Check to see if you can pay digitally before you go. In an effort to transition away from a cash-based system, many vendors at The Market at Pepper Place have transitioned to a cashless app or are encouraging customers to prepay online whenever possible. TD Essential Market is actively promoting preordering from vendors, too; when you opt for this route, your order will be bagged with your name on it, ready for pickup, Campbell says. If you must pay with cash, aim to bring exact change for your order to avoid extra money handling.

06 of 08

Eat ahead of time

Tasting a slice of crisp apple or biting into a tangy blueberry is an excellent way to ensure you'll love what you buy. But sorry—no snacking as you browse this year. Markets have widely suspended any sampling of products and vendors serving food prepared on-site at farmers markets for the time being.

07 of 08

Don't hang out

As delightful as it sounds to spend a Saturday browsing produce stands and having leisurely chats with vendors and neighbors, this isn't the year for it.

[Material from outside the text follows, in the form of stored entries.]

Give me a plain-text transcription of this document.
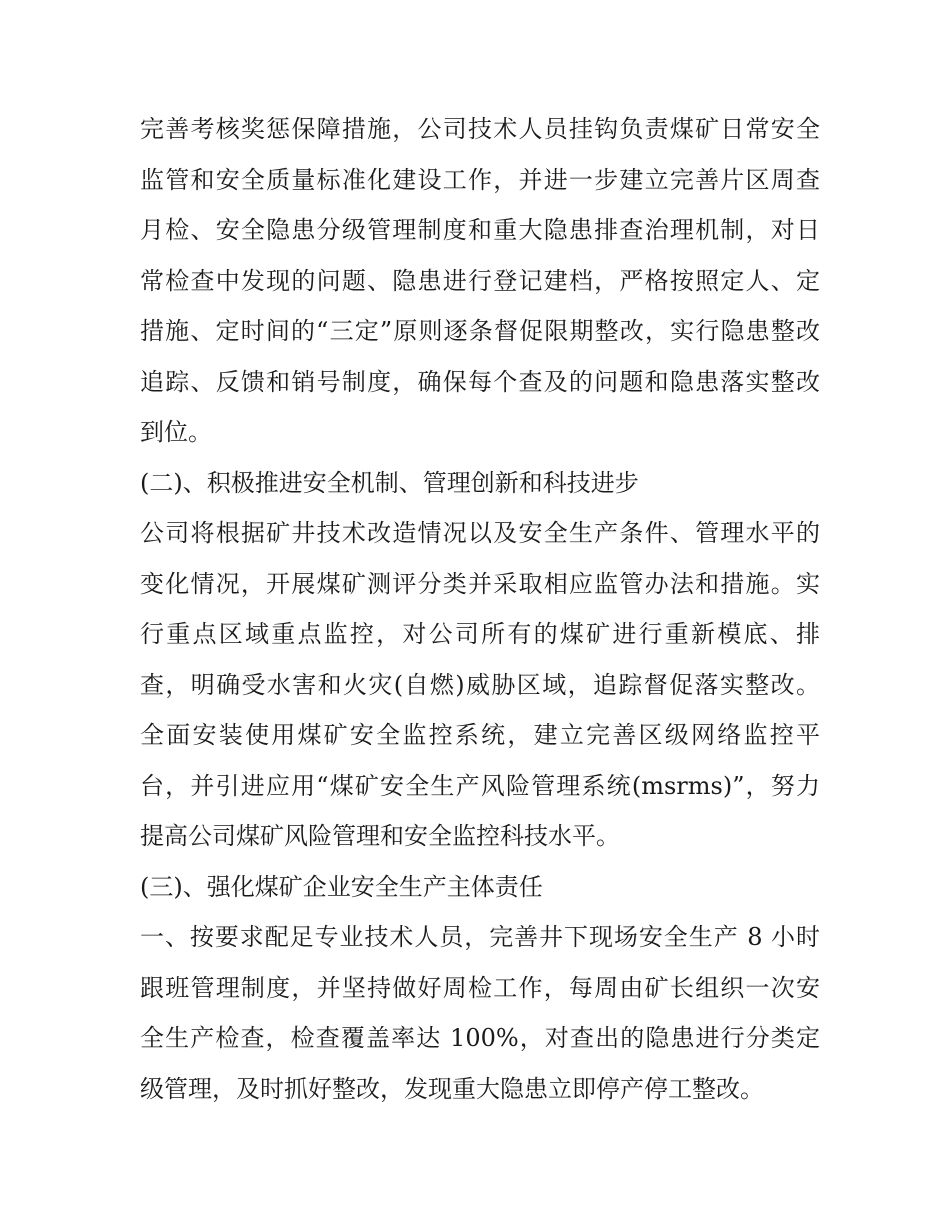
完善考核奖惩保障措施，公司技术人员挂钩负责煤矿日常安全
监管和安全质量标准化建设工作，并进一步建立完善片区周查
月检、安全隐患分级管理制度和重大隐患排查治理机制，对日
常检查中发现的问题、隐患进行登记建档，严格按照定人、定
措施、定时间的“三定”原则逐条督促限期整改，实行隐患整改
追踪、反馈和销号制度，确保每个查及的问题和隐患落实整改
到位。
(二)、积极推进安全机制、管理创新和科技进步
公司将根据矿井技术改造情况以及安全生产条件、管理水平的
变化情况，开展煤矿测评分类并采取相应监管办法和措施。实
行重点区域重点监控，对公司所有的煤矿进行重新模底、排
查，明确受水害和火灾(自燃)威胁区域，追踪督促落实整改。
全面安装使用煤矿安全监控系统，建立完善区级网络监控平
台，并引进应用“煤矿安全生产风险管理系统(msrms)”，努力
提高公司煤矿风险管理和安全监控科技水平。
(三)、强化煤矿企业安全生产主体责任
一、按要求配足专业技术人员，完善井下现场安全生产 8 小时
跟班管理制度，并坚持做好周检工作，每周由矿长组织一次安
全生产检查，检查覆盖率达 100%，对查出的隐患进行分类定
级管理，及时抓好整改，发现重大隐患立即停产停工整改。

"From the vendor, market, and customer perspectives, this has been a huge upset, because farmers markets are centers of community, as well as the place you go to get your produce," Davis says. The bottom line right now: Though it feels anti-social, it's important to maintain a "get in and get out" mentality.

08 of 08

Think of other ways to support vendors

Farmers markets and vendors have increased expenses this year after having to pay for additional signage for communicating social distancing requirements, renting hand-washing stations, and having PPE supplies on hand with items like paper towels and sanitizer. If you want to support them beyond scooping up your weekly produce haul, you could consider hosting some kind of drive to raise money or offer to donate supplies to help offset their costs, Davis suggests.

A simple show of gratitude can go a long way, too. "Being a grower is already a stressful job, and this adds a layer of uncertainty on top of [coping] with weather, soil, bugs, etc.," Davis says. She suggests sending an email of thanks to a vendor you purchased something from or helping to promote vendors by sharing about them on social media to encourage sales.